Learn More and Explore: eaglesnestpark.com
Tip: Sun Run Café and Bakery
If you finish at Eagles Nest by early afternoon, head 15 minutes up the road to Maynooth’s Sun Run Café. Nab one of the outdoor picnic tables and go for a pastry alongside a brie and apple sandwich on buttermilk white bread. You can’t really go wrong with anything at Sun Run, though, where it’s all made from scratch and always fresh.
Visit them on Facebook
Road trip: Treasures of Tyendinaga
History buffs would be wise to take one of the tailored road trips put together by the Hastings County Historical Society. These trips are a great way to combine the gorgeous colours with some colourful history. Each journey is structured around stops at historical plaques, such as “Treasures of Tyendinaga”. It features five plaques, including one describing the founding of Deseronto by a group of Mohawk supporters of the British during the American Revolution and another about local World War I hero Captain George Fraser Kerr.
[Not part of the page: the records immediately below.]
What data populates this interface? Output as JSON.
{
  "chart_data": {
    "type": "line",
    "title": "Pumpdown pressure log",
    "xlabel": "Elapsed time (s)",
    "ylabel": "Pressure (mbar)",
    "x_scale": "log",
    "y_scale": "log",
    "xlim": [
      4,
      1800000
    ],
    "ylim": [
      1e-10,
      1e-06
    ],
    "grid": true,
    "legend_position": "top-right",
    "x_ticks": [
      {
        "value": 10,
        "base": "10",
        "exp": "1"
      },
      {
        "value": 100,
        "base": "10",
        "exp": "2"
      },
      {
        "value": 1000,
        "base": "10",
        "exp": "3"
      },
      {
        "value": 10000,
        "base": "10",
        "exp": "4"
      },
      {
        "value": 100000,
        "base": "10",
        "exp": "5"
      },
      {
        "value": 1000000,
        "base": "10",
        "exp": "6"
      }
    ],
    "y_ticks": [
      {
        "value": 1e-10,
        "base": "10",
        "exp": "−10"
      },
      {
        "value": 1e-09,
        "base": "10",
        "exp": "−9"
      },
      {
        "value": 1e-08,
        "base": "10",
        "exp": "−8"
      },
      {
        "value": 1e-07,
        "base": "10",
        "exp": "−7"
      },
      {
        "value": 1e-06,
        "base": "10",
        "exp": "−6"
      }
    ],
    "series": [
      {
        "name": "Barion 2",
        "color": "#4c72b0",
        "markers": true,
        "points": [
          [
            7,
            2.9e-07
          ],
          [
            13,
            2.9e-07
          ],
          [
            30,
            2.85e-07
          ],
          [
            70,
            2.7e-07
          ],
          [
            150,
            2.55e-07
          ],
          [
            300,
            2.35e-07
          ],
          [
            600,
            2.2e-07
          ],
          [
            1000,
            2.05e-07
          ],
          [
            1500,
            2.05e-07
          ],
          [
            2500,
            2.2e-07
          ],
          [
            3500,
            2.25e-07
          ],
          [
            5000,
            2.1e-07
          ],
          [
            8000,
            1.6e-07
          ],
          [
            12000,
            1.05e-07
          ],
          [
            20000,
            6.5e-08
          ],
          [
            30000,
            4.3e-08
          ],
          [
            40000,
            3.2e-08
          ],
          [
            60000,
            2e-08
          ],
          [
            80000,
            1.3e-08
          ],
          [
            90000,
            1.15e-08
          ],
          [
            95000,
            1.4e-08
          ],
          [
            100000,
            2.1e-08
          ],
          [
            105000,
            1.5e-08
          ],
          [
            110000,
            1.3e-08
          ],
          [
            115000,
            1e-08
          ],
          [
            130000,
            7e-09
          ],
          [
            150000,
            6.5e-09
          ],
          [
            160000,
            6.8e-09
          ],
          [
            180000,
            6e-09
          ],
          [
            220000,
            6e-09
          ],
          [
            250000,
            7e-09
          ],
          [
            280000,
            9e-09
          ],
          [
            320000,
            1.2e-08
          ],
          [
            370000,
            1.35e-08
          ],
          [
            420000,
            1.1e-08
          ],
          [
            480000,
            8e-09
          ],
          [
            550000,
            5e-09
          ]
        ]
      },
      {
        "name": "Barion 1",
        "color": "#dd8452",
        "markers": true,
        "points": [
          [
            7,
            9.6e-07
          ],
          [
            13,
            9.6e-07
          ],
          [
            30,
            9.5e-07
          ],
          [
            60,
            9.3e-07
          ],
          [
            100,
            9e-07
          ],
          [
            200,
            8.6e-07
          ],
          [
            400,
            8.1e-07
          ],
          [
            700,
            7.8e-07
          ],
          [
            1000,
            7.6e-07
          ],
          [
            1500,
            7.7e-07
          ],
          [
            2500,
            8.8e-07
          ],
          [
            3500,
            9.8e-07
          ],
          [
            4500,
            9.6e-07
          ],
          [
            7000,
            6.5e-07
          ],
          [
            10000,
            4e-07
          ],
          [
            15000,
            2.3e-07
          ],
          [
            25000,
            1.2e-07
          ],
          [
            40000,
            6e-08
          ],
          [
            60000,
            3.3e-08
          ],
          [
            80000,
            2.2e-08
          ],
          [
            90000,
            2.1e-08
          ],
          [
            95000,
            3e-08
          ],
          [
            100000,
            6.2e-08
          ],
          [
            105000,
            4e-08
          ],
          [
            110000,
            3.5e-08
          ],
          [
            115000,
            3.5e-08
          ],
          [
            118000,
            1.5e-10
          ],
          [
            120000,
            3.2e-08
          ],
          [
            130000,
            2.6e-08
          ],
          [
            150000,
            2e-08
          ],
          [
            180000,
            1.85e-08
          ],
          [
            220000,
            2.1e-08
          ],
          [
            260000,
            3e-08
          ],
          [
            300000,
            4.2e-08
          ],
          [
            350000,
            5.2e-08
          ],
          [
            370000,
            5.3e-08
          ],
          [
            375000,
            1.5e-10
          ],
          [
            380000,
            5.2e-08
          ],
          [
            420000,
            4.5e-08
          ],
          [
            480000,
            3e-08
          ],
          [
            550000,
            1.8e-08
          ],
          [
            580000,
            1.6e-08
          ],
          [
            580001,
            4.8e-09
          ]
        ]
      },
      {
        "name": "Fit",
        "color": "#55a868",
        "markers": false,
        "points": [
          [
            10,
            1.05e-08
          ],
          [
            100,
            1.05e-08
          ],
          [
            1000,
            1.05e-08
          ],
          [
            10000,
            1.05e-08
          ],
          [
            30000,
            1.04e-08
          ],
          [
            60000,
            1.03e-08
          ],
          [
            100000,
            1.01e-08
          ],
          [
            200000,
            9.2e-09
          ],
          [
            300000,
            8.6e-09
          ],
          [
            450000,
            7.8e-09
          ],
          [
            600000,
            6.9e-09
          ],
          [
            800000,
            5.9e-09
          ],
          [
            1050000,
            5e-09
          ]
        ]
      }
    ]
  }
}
Tip: O'Connor House English Tea Room
Head over to Deseronto for some afternoon high tea at the O'Connor House where you will find delicious pies, sandwiches and their famous quiche.
Learn More and Explore: theoconnorhouse.com
Road trip: Rapids, Rocks, and Rallies
Check out Hastings County GIS’ 14 interactive maps for tailored fall road trips in the beautiful rolling reaches of north Hastings. “Rapids, Rock, and Rallies” is a classic that begins in Bancroft and circles east for a few dozen kilometres through thick deciduous forest that will be lit up this time of year. You might not have time to stop at each of the 22 points of interest along the way, but definitely hit up Egan Chutes. Named after John Egan, an Irish immigrant lumber baron, the Chutes are where the York River crashes through steep rock sides with a thundering roar.
Tip: Scenic views
The “Rapid, Rocks, and Rallies” road trip is also great one for the fall because it includes several scenic viewpoint stops, including Eagles Nest Park, Maxwell Settlement Road East, and another east of L’Amable. Together, they’ll give you a great sense of just how gorgeous these hills can be in the fall.
Road trip: Painted Quilts
This is the newest addition to Hastings County GIS’ interactive maps — and the most creative. It explores the area north and east of Bancroft and features 20 hand-painted quilts displayed on barns, buildings, fences, and other unique spaces. See if you can spot them all as you wind your way through the backroads. Some display the flora and fauna of the area, others celebrate north Hastings history, and some are just be beautiful artistic displays. Just be warned: with the backdrop of all those bright fall colours, it might be tough to spot each colourful quilt.
Tip: Brush with the North
You might not only spot the polar bear quilt at Maynooth’s Brush with the North but also get moved to create your own work. This popular shop is a great place to restock your art supplies or just get inspired by the in-house gallery and one-of-a-kind home décor items.